In November of 2007 most of the major cruise lines announced that they would be adding a 5 dollar per passenger per day fuel surcharge to their cruise bill. When it was announced, it was to apply to both current and new bookings. The surcharge was to apply just to the first two passengers in a room and had a cap, in most cases of $70 per person, or $140 per cabin. After some legal wrangling in Florida, the cruise lines dropped the fuel surcharge for bookings made before the new charge was announced. Passengers who had booked their cruise prior to the announcement would not be subject to the fuel charge even if they had not paid in full. Only bookings made after the announcement would incur the fee.
Just this month, most cruiselines announced that they would be increasing the surcharge to $8 per person for the first two guest, and adding a $3 per person charge for the 3rd and 4th guest. For a typical 7 day cruise for a family of 4 sharing one cabin, the fuel surcharge now adds $162 to the cost of the cruise.

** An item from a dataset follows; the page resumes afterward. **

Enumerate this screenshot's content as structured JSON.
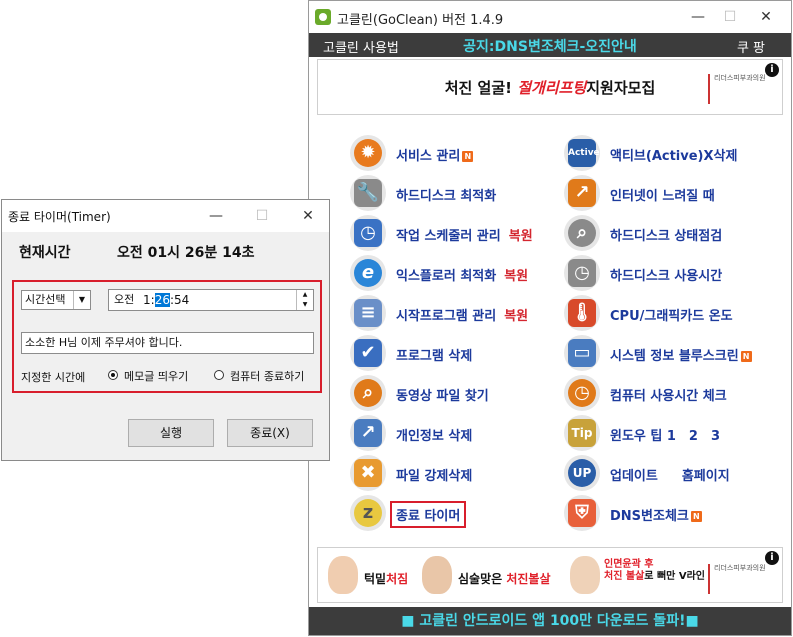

My concern for the industry as a whole is that cruise passengers, at some point may, not be able to absorb the additional charges. While frequent cruisers may have enough disposable income to absorb both the rising gas prices at home and the increased cruise prices, cruisers who have to save and plan in order to be able to afford their cruise will be hurt. These cruisers may choose another form of vacation, or have to save longer in order to afford their cruise. With all the major cruise lines having ship orders for bigger and bigger “mega” ships, it will be interesting to watch the cruise prices and the supplements to see if they lines are able to keep their ships full . Without a doubt, I think as long as fuel prices stay at around or above $3 a gallon, the fuel surcharge is here to stay.